RIO — Uma cartela de comprimidos passa de mão em mão entre dez artistas. Explicam se tratar de remédio para afinar o sangue — o deles, completam com gravidade na voz, será coletado em seguida e usado como tinta para escrever a frase “Eu como você” numa parede do Museu de Arte do Rio.
— Mas isso não é uma performance! Isso é apenas o grupo escrevendo o letreiro de sua mostra! Que fique claro — bradou Marcela Campos, uma das dez artistas do coletivo EmpreZa, que abre ao público hoje, no MAR, a exposição cujo título será gravado com sangue.
Numa das duas salas que o grupo ocupará no museu, uma enfermeira segurava o jaleco branco enquanto esperava para coletar sangue, na manhã de ontem. Na outra, o coletivo, sempre em tom grave, sério, esmiuçava seu projeto artístico. Falava-se em “limites do corpo”, “proposta poética de bordas borradas”, “superpoderes e superfraquezas do indivíduo”, “o vômito como manifestação genuína da raiva”, “campos de angústia e de desejo”, “fricção de fronteiras”, “corredor polonês de ideias”.

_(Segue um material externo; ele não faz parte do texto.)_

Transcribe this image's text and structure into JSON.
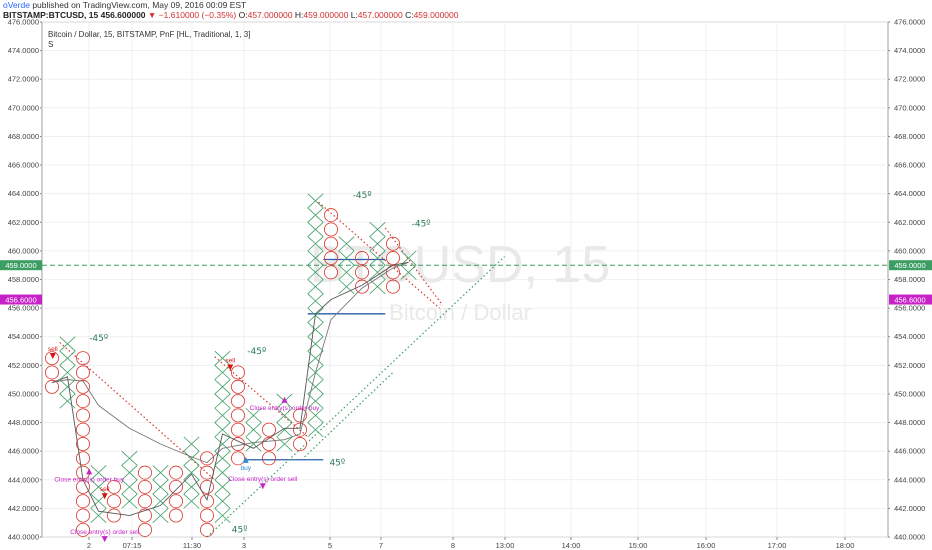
{
  "header": {
    "author": "oVerde",
    "published": "published on TradingView.com, May 09, 2016 00:09 EST",
    "symbol": "BITSTAMP:BTCUSD, 15",
    "price": "456.600000",
    "change": "−1.610000 (−0.35%)",
    "o_label": "O:",
    "o_value": "457.000000",
    "h_label": "H:",
    "h_value": "459.000000",
    "l_label": "L:",
    "l_value": "457.000000",
    "c_label": "C:",
    "c_value": "459.000000"
  },
  "legend": {
    "title": "Bitcoin / Dollar, 15, BITSTAMP, PnF [HL, Traditional, 1, 3]",
    "study": "S"
  },
  "watermark": {
    "big": "BTCUSD, 15",
    "small": "Bitcoin / Dollar"
  },
  "colors": {
    "x_box": "#3d9e63",
    "o_box": "#d9342b",
    "hline_green": "#3d9e63",
    "blue_line": "#2a5caa",
    "trend_red": "#d9342b",
    "trend_green": "#3d9e63",
    "price_tag_green": "#3d9e63",
    "price_tag_magenta": "#c722c7",
    "signal_magenta": "#c722c7",
    "signal_blue": "#2b8bd6"
  },
  "chart_data": {
    "type": "point-and-figure",
    "title": "Bitcoin / Dollar, 15, BITSTAMP, PnF [HL, Traditional, 1, 3]",
    "box_size": 1,
    "reversal": 3,
    "ylim": [
      440,
      476
    ],
    "y_ticks": [
      "440.0000",
      "442.0000",
      "444.0000",
      "446.0000",
      "448.0000",
      "450.0000",
      "452.0000",
      "454.0000",
      "456.0000",
      "458.0000",
      "460.0000",
      "462.0000",
      "464.0000",
      "466.0000",
      "468.0000",
      "470.0000",
      "472.0000",
      "474.0000",
      "476.0000"
    ],
    "x_ticks": [
      "2",
      "07:15",
      "11:30",
      "3",
      "5",
      "7",
      "8",
      "13:00",
      "14:00",
      "15:00",
      "16:00",
      "17:00",
      "18:00"
    ],
    "price_tags": [
      {
        "value": 459.0,
        "label": "459.0000"
      },
      {
        "value": 456.6,
        "label": "456.6000"
      }
    ],
    "columns": [
      {
        "type": "O",
        "low": 450,
        "high": 452
      },
      {
        "type": "X",
        "low": 449,
        "high": 453
      },
      {
        "type": "O",
        "low": 440,
        "high": 452
      },
      {
        "type": "X",
        "low": 441,
        "high": 444
      },
      {
        "type": "O",
        "low": 441,
        "high": 443
      },
      {
        "type": "X",
        "low": 442,
        "high": 445
      },
      {
        "type": "O",
        "low": 440,
        "high": 444
      },
      {
        "type": "X",
        "low": 441,
        "high": 444
      },
      {
        "type": "O",
        "low": 441,
        "high": 444
      },
      {
        "type": "X",
        "low": 442,
        "high": 446
      },
      {
        "type": "O",
        "low": 440,
        "high": 445
      },
      {
        "type": "X",
        "low": 441,
        "high": 452
      },
      {
        "type": "O",
        "low": 445,
        "high": 451
      },
      {
        "type": "X",
        "low": 446,
        "high": 448
      },
      {
        "type": "O",
        "low": 445,
        "high": 447
      },
      {
        "type": "X",
        "low": 446,
        "high": 449
      },
      {
        "type": "O",
        "low": 446,
        "high": 448
      },
      {
        "type": "X",
        "low": 447,
        "high": 463
      },
      {
        "type": "O",
        "low": 458,
        "high": 462
      },
      {
        "type": "X",
        "low": 457,
        "high": 460
      },
      {
        "type": "O",
        "low": 457,
        "high": 459
      },
      {
        "type": "X",
        "low": 457,
        "high": 461
      },
      {
        "type": "O",
        "low": 457,
        "high": 460
      },
      {
        "type": "X",
        "low": 458,
        "high": 459
      }
    ],
    "moving_average": [
      {
        "col": 0,
        "value": 450.8
      },
      {
        "col": 1,
        "value": 451.0
      },
      {
        "col": 2,
        "value": 450.9
      },
      {
        "col": 3,
        "value": 449.2
      },
      {
        "col": 5,
        "value": 447.6
      },
      {
        "col": 7,
        "value": 446.5
      },
      {
        "col": 9,
        "value": 445.6
      },
      {
        "col": 10,
        "value": 445.2
      },
      {
        "col": 11,
        "value": 446.2
      },
      {
        "col": 13,
        "value": 446.6
      },
      {
        "col": 15,
        "value": 446.8
      },
      {
        "col": 16,
        "value": 447.2
      },
      {
        "col": 17,
        "value": 451.5
      },
      {
        "col": 18,
        "value": 455.2
      },
      {
        "col": 20,
        "value": 457.4
      },
      {
        "col": 22,
        "value": 458.8
      },
      {
        "col": 23,
        "value": 459.2
      }
    ],
    "price_line": [
      {
        "col": 0,
        "value": 450.8
      },
      {
        "col": 1,
        "value": 451.2
      },
      {
        "col": 2,
        "value": 444.0
      },
      {
        "col": 3,
        "value": 441.8
      },
      {
        "col": 5,
        "value": 441.5
      },
      {
        "col": 7,
        "value": 442.2
      },
      {
        "col": 9,
        "value": 444.4
      },
      {
        "col": 10,
        "value": 442.6
      },
      {
        "col": 11,
        "value": 447.2
      },
      {
        "col": 13,
        "value": 446.2
      },
      {
        "col": 15,
        "value": 447.6
      },
      {
        "col": 16,
        "value": 447.6
      },
      {
        "col": 17,
        "value": 455.6
      },
      {
        "col": 18,
        "value": 456.6
      },
      {
        "col": 20,
        "value": 457.6
      },
      {
        "col": 22,
        "value": 459.0
      },
      {
        "col": 23,
        "value": 459.2
      }
    ],
    "horizontal_levels": [
      {
        "value": 455.6,
        "from_col": 17,
        "to_col": 21.5
      },
      {
        "value": 459.4,
        "from_col": 18,
        "to_col": 21.5
      },
      {
        "value": 445.4,
        "from_col": 13,
        "to_col": 17.5
      }
    ],
    "trendlines": [
      {
        "color": "red",
        "from": {
          "col": 0.5,
          "value": 453.6
        },
        "to": {
          "col": 10.5,
          "value": 444.0
        }
      },
      {
        "color": "red",
        "from": {
          "col": 10.5,
          "value": 452.6
        },
        "to": {
          "col": 16.5,
          "value": 447.0
        }
      },
      {
        "color": "red",
        "from": {
          "col": 17.2,
          "value": 463.4
        },
        "to": {
          "col": 25.0,
          "value": 456.0
        }
      },
      {
        "color": "red",
        "from": {
          "col": 21.5,
          "value": 461.6
        },
        "to": {
          "col": 25.2,
          "value": 456.2
        }
      },
      {
        "color": "green",
        "from": {
          "col": 10.0,
          "value": 440.0
        },
        "to": {
          "col": 29.2,
          "value": 459.6
        }
      },
      {
        "color": "green",
        "from": {
          "col": 16.3,
          "value": 445.6
        },
        "to": {
          "col": 22.0,
          "value": 451.5
        }
      }
    ],
    "angle_labels": [
      {
        "text": "-45º",
        "col": 2.4,
        "value": 453.7
      },
      {
        "text": "-45º",
        "col": 12.6,
        "value": 452.8
      },
      {
        "text": "-45º",
        "col": 19.4,
        "value": 463.7
      },
      {
        "text": "-45º",
        "col": 23.2,
        "value": 461.7
      },
      {
        "text": "45º",
        "col": 17.9,
        "value": 445.0
      },
      {
        "text": "45º",
        "col": 11.6,
        "value": 440.3
      }
    ],
    "signals": [
      {
        "type": "sell",
        "label": "sell",
        "col": 0.05,
        "value": 453.0,
        "dir": "down"
      },
      {
        "type": "sell",
        "label": "sell",
        "col": 3.4,
        "value": 443.2,
        "dir": "down"
      },
      {
        "type": "sell",
        "label": "sell",
        "col": 11.5,
        "value": 452.2,
        "dir": "down"
      },
      {
        "type": "buy",
        "label": "buy",
        "col": 12.5,
        "value": 445.6,
        "dir": "up"
      },
      {
        "type": "close",
        "label": "Close entry(s) order buy",
        "col": 2.4,
        "value": 444.8,
        "dir": "up"
      },
      {
        "type": "close",
        "label": "Close entry(s) order sell",
        "col": 3.4,
        "value": 440.2,
        "dir": "down"
      },
      {
        "type": "close",
        "label": "Close entry(s) order sell",
        "col": 13.6,
        "value": 443.9,
        "dir": "down"
      },
      {
        "type": "close",
        "label": "Close entry(s) order buy",
        "col": 15.0,
        "value": 449.8,
        "dir": "up"
      }
    ]
  }
}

— Cada um de nós pode trazer uma ideia, e ela é lançada no corredor polonês (do grupo) e espancada. Se sair inteira no final, a performance existe — vaticinou outro membro do coletivo (eles não exigem ser nomeados um a um; são “anárquicos, não hierárquicos”).
Uniram-se pela primeira vez em 2001, após um festival de performance em Goiânia, de onde vem a maior parte dos membros. Agora ocuparão o térreo do MAR: num ambiente, expõem registros de performances dos últimos 13 anos; no outro, têm um espaço quase vazio para criar novas ações e receber convidados enquanto a exposição estiver em cartaz (até 20 de julho).

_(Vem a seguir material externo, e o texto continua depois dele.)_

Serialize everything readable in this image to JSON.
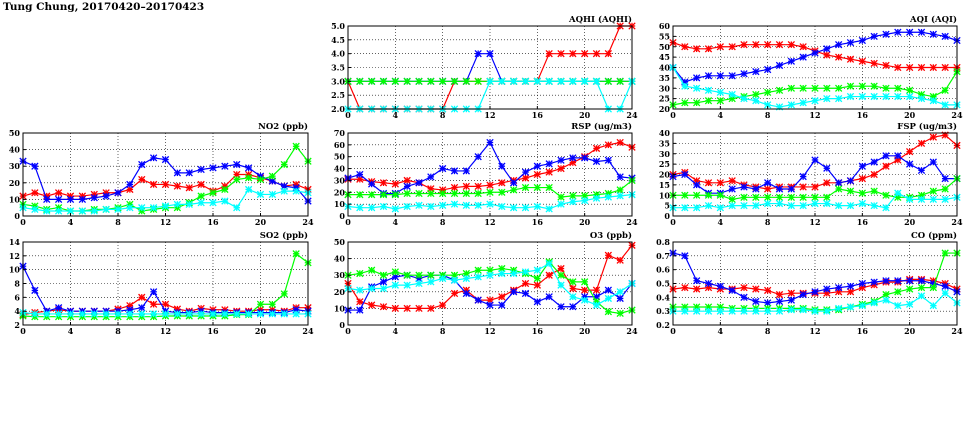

Eles próprios vão fazer (ao vivo) antigas e novas ações no primeiro ambiente, entre os monitores que exibem os registros das performances criadas entre 2001 e 2013. Hoje, das 18h às 20h, farão a primeira edição do que chamam de “serão performático”. O evento se repete nos dias 24 de junho e 15 de julho.
Só dois dos dez artistas estão no EmpreZa desde o início, Babidu (sem sobrenome, por ser “nome artístico”, segundo outro membro do coletivo) e Paulo Veiga Jordão.
— O grupo não tem formação pronta, nada é escrito na pedra. Pessoas entram, saem, e o projeto vai se flexibilizando, a proposta poética tem as bordas borradas — diz Jordão, entre citações sobre a presença do corpo na arte. — Cada um chega com as suas superfraquezas e seus superpoderes, e tudo é valorizado. Cada um tem seus limites.
Há quem, por exemplo, não aceite comer cabelo. Assim, nem todos fizeram a performance “Antropofagia”, de 2002, cujo roteiro é: um artista enche a boca e mastiga o cabelo do outro que está exatamente à sua frente. Menos adesão ainda poderia ser esperada na obra “Sopa de letrinhas”, de 2002, que, apesar do nome singelo, consiste em: um artista de terno sentado numa cadeira, outro artista em pé; o artista em pé vomita longamente sobre a cabeça do artista sentado.
— Algumas ações são traumáticas. Nem sempre a dor é o limite — diz Babidu, lembrando a performance em que, num restaurante em pleno funcionamento, tinha de comer com alargadores na boca e quase chorou “sentindo a energia pesada” vinda dos outros clientes que, enojados com a cena, observavam-no boquiabertos e já não podiam tocar seus próprios pratos.